After he finishes reading and I’ve scrubbed everything from the neck down, he switches the book for a cube-shaped squirt toy. This is another favorite. He submerges it between his legs, squishing it with both hands, then raises it just above the water level so that he can see where the hole is. He’ll turn the toy around and around until the hole is aligned correctly, then squirts himself in the belly with it over and over, repeating the process several times. While he is looking down, I take the opportunity to wash his hair. As I’m rinsing his hair, he looks up at the wrong moment and gets a cupful of water to the face. For a moment it looks like his enchantment with the bath has come to a rapid end, but I pat his eyes dry and he returns to his toys.

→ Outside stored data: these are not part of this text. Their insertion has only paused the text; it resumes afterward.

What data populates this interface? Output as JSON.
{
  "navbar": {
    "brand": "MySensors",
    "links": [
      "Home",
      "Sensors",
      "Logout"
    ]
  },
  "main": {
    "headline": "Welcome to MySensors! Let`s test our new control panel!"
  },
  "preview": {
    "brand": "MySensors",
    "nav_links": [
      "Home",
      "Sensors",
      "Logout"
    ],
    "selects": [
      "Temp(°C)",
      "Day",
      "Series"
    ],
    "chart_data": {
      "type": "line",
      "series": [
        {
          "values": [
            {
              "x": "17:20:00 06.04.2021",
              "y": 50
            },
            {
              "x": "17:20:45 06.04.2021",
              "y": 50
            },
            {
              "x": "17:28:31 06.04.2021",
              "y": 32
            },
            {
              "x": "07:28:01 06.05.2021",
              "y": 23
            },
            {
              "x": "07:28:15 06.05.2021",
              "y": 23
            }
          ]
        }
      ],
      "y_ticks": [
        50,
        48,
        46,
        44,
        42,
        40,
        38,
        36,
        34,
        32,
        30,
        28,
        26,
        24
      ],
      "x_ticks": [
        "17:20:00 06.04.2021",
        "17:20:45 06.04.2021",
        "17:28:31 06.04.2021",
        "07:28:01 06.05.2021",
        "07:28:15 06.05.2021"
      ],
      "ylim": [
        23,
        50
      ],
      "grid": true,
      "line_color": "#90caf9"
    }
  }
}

He’s all clean now, but there is still water in the tub, which means that bathtime isn’t over. His facial expression changes from glee to grim determination, and I scoot back as far as I can from the side of the tub as the Great Kicking begins. He kicks and kicks with a singleness of purpose that seems a little bizarre on his sweet baby face. The sudsy water flies, first jumping just a few inches within the baby bath, and then leaping in great two-foot-tall tsunamis out of his bath, sloshing over the side of the big tub and onto the linoleum. I keep one hand on his back (he’s really rocking now and would kick himself right over if I didn’t) while mopping up water with the other. My glasses are spotted with water; my hair is wet. Only experience and finely honed powers of anticipation keep my shirt from getting drenched, but it soon begins to feel a little damp, too.

Splash! Splash! Splash! The only thing that makes him pause is when he manages to splash himself in the face; he doesn’t like that, but it isn’t enough to dissuade him. When the water hits him between the eyes, he stops and glowers a bit at his feet, as if to tell them not to do that again, and then returns to the task at hand. The water level in the baby bath drops rapidly. Almost no bubbles remain. One of his bath toys has been completely evicted, carried away in the wake of a particularly enthusiastic kick. “Yeeeeeeee!” he yells at one point, telling the faucet who’s boss, his excited voice echoing off the tile and no doubt waking the neighbors.

I’m trying to dry off my glasses enough to see as he splashes a big one right into my face. He laughs, amply avenged for the hair-rinsing incident.

Before long, he is victorious over the bath. The water is all but gone, kicked out of the baby bath and down the drain or into the bath mat. His skin is getting chilly and his hair is plastered down against his scalp, straight as a pin for the few minutes until it dries. I get his towel into position and apologize to him preemptively; he truly hates being toweled off. He is still smiling as I lift him out of the tub and into his towel, but I’ve no sooner wrapped it around him than he is looking me in the eyes, indignant, yelling.

“It’s hard to look suitably angry when you’re wrapped in a ducky towel,” I tell him, drying him off as quickly as possible. He complains at top volume as I re-diaper him, to the point that his daddy comes upstairs to see why I’m pulling off all the baby’s toenails. By some miracle of parental tag-teaming we get him back into his pajamas as he twists and turns. I forgo brushing his hair in favor of offering him some milk, figuring that crazy hair in the morning is a price we’re all happy to pay.

The milk does the trick. My exhausted boy snuggles into the crook of my arm and drinks his fill. I shift him out of my arms and onto the bed just long enough to set the bottle down, and he immediately rolls over onto his stomach and is fast asleep. When I carry him into his room at 10:30 and lay him down in his crib, he doesn’t stir and will sleep peacefully until morning.